Cybersecurity expert to speak about privacy

Shafi Goldwasser, winner of the Association for Computing Machinery’s A.M. Turing Award, will speak Friday at IU.

Her lecture is part of the School of Informatics and Computing’s Distinguished Speaker Series.

Goldwasser is a professor of electrical engineering and computer science at Massachusetts Institute of Technology.

An expert in the field of provable security — any type of security that can be proven — Goldwasser will speak on “The Cryptographic Lens.”

Chung-chieh “Ken” Shan, an assistant professor in the School of Informatics and Computing, said the lecture should appeal to anyone interested in how their private information is made accessible.

“As an elder in computer science once said, in computer science, a result after 10 years is either classic or incorrect.
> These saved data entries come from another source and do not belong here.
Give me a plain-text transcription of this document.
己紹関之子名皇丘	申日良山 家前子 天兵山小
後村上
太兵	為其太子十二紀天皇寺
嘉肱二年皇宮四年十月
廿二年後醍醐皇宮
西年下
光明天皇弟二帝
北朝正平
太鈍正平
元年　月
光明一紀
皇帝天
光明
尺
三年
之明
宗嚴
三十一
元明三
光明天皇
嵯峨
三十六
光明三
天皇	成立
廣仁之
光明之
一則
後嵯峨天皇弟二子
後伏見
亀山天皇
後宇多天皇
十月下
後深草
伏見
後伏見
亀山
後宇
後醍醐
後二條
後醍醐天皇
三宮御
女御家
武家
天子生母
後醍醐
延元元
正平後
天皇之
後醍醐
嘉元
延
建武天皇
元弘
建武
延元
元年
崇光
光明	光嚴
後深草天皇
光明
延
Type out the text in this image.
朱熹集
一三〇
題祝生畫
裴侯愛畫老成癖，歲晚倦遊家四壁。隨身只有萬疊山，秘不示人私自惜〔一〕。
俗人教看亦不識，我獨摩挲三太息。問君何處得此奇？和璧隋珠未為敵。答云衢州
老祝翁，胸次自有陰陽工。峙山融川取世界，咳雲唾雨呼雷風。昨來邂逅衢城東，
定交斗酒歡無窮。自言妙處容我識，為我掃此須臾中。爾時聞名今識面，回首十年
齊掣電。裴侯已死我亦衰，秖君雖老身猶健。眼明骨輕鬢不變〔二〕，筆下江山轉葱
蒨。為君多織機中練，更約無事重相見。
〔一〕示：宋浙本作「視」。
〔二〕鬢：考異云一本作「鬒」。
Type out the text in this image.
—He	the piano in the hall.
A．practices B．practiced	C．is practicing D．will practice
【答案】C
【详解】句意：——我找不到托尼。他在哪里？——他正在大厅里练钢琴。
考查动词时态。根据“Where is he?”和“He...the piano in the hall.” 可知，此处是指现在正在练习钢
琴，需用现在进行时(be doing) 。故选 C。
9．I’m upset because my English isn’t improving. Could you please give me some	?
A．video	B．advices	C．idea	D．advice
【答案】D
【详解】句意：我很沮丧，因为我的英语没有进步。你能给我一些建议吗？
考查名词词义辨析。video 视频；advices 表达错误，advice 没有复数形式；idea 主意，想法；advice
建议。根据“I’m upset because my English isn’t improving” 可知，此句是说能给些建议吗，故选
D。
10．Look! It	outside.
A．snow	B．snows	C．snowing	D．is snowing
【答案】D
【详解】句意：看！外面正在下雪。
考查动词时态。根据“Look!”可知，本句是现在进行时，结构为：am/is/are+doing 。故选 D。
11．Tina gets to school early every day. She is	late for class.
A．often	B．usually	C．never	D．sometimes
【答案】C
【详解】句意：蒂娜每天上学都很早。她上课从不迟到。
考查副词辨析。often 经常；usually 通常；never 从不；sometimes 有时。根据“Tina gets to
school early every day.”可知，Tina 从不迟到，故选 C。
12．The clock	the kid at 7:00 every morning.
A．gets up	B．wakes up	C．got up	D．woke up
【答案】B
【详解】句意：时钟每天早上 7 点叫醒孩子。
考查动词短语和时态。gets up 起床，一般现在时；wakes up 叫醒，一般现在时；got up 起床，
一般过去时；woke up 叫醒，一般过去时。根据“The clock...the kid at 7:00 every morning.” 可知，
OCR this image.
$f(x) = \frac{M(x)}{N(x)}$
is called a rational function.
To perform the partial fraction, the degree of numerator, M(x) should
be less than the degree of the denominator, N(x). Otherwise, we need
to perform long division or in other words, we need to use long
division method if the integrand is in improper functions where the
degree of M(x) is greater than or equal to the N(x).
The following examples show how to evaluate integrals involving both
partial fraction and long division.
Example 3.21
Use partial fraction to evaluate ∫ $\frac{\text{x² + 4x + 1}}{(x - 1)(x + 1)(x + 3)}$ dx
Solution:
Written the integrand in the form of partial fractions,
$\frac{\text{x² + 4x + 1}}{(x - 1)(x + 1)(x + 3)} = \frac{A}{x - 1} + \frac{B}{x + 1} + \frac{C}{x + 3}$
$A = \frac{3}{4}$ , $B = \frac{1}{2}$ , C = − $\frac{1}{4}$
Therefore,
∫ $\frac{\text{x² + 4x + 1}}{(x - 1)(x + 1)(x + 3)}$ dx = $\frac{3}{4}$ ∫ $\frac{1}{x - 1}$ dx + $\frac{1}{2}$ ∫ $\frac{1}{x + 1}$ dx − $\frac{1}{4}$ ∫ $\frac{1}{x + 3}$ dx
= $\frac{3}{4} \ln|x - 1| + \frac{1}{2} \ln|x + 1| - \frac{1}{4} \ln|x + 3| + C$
Goldwasser’s work is classic,” Shan said, according to a March 12 IU press release. “Everyone in the world depends on her work, and anyone who cares about how their medical, financial and other private information should be kept secret from governments, corporations and other individuals should come to her talk.”

The A.M. Turing Award, which Goldwasser received in 2012, is given for major contributions of lasting importance to computing.

It is the ACM’s most prestigious technical award. With the honor comes a cash prize of $250,000 underwritten by Intel Corporation and Google in recent years.

Goldwasser wont the Turing Award — considered the Nobel Prize for computing science — for her work in mathematics that makes modern cryptography possible.

She received the award along with MIT’s Silvio Micali.

In addition to her most recent accolades, Goldwasser won the National Science Foundation Presidential Young Investigator Award.

She is also a recipient of the ACM Grace Murray Hopper Award for exceptional young computer professionals.

Goldwasser was awarded the Godel Prize twice. As well, she was elected to the American Academy of Arts and Science, the National Academy of Sciences and the National Academy of Engineering.